Les populations d'oiseaux voient cependant leurs effectifs décliner. Selon l’Union internationale pour la conservation de la nature [14], 59 espèces présentes dans les Caraïbes sont menacées d'extinction, 30 sont considérées comme vulnérables, 24 en danger et 5 en danger critique. Une étude récente révèle qu'en Amérique du Nord, près de 30 % des populations d'oiseaux ont disparu depuis 1970. Les espèces des Caraïbes ne font pas exception et beaucoup d'entre elles sont menacées.

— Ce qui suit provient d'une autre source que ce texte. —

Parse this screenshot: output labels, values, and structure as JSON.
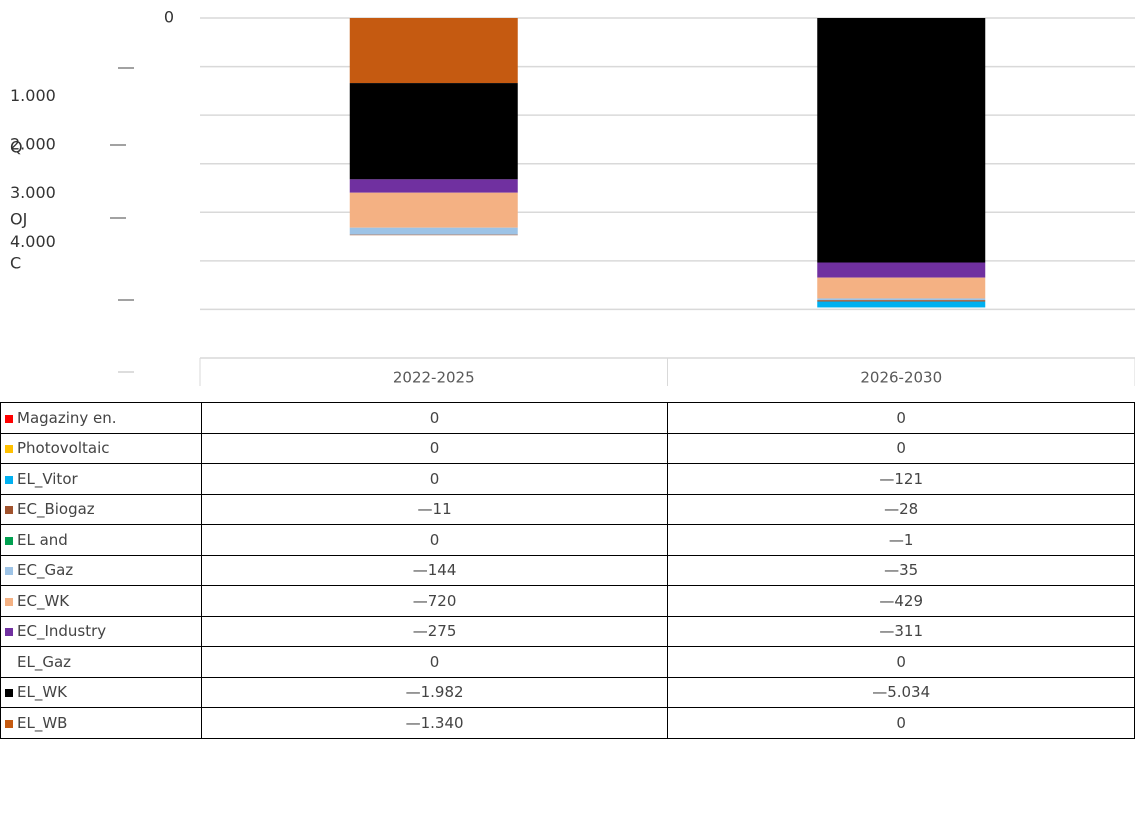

Les oiseaux des Caraïbes sont confrontés à un large éventail de menaces dont la perte et la fragmentation de leurs habitats [15] [fr], la pollution et l'implantation d'espèces invasives. Par ailleurs, la région subit les effets de la crise climatique [16] qui constituent un danger permanent, pas seulement pour ses habitants, mais aussi pour son environnement naturel. On observe [17] de plus en plus d’ouragans dévastateurs [18] [fr], de longues périodes de sécheresse et de profondes modifications [19] [fr] de l'environnement marin.

La recherche sur les oiseaux des Caraïbes a fait des progrès considérables au cours des dernières décennies. On manque néanmoins de données de base sur certaines espèces. Les connaissances acquises grâce au projet Motus constituent des éléments essentiels pour protéger les oiseaux tout au long de leur cycle annuel et pour inverser le déclin des populations.

Des gestionnaires des ressources naturelles et des organisations environnementales basées dans les Caraïbes vont utiliser les données collectées par le réseau Motus. Ils pourront ainsi déterminer les sites majeurs d'alimentation et de repos des migrateurs et des espèces sédentaires qu'il est possible d'observer. À partir de là, les membres du réseau Motus vivant dans les Caraïbes et au-delà pourront concentrer leurs travaux sur ces zones. Leur objectif sera d'atténuer les menaces et de protéger ces sites.

Ce projet contribuera également à développer la recherche régionale et les programmes d'éducation à l'environnement. On espère ainsi améliorer les connaissances à l'échelle locale et accroître l'intérêt de la population pour l'avifaune. C'est un scénario gagnant-gagnant pour les oiseaux et pour ceux qui travaillent à leur préservation dans cette région du monde.

Une annonce de l'administration Joe Biden laisse des raisons d'espérer. Les autorités en place ont récemment déclaré leur intention de retirer [20] une décision très controversée de l'ancien président des États-Unis, Donald Trump, qui fragilisait la portée d'une loi de protection de l'avifaune migratrice appelée Migratory Bord Treaty Act [21]. Cette réglementation instaurée en 1918 protégeait les oiseaux migrateurs, leurs œufs et leurs nids. Il était alors illégal de les chasser, de tirer, de les blesser, de les piéger, de les capturer et de les collectionner ou de tenter de le faire sans en avoir obtenu l'autorisation. Cette modification controversée de la loi initiale est entrée en vigueur le 8 mars dernier. Elle sera toutefois remplacée prochainement par de nouvelles mesures. L'issue de cette affaire est considérée comme une grande victoire par les ornithologues amateurs et les défenseurs de la nature à travers les Amériques.

Aujourd'hui, il est difficile de savoir quelle sera la première île des Caraïbes à accueillir une station réceptrice. Grâce à cet outil, ces fragiles populations d'oiseaux seront suivies au cours de leurs trajets Sud-Nord. Il faut espérer que ce projet va se développer rapidement et densément dans tout l'archipel.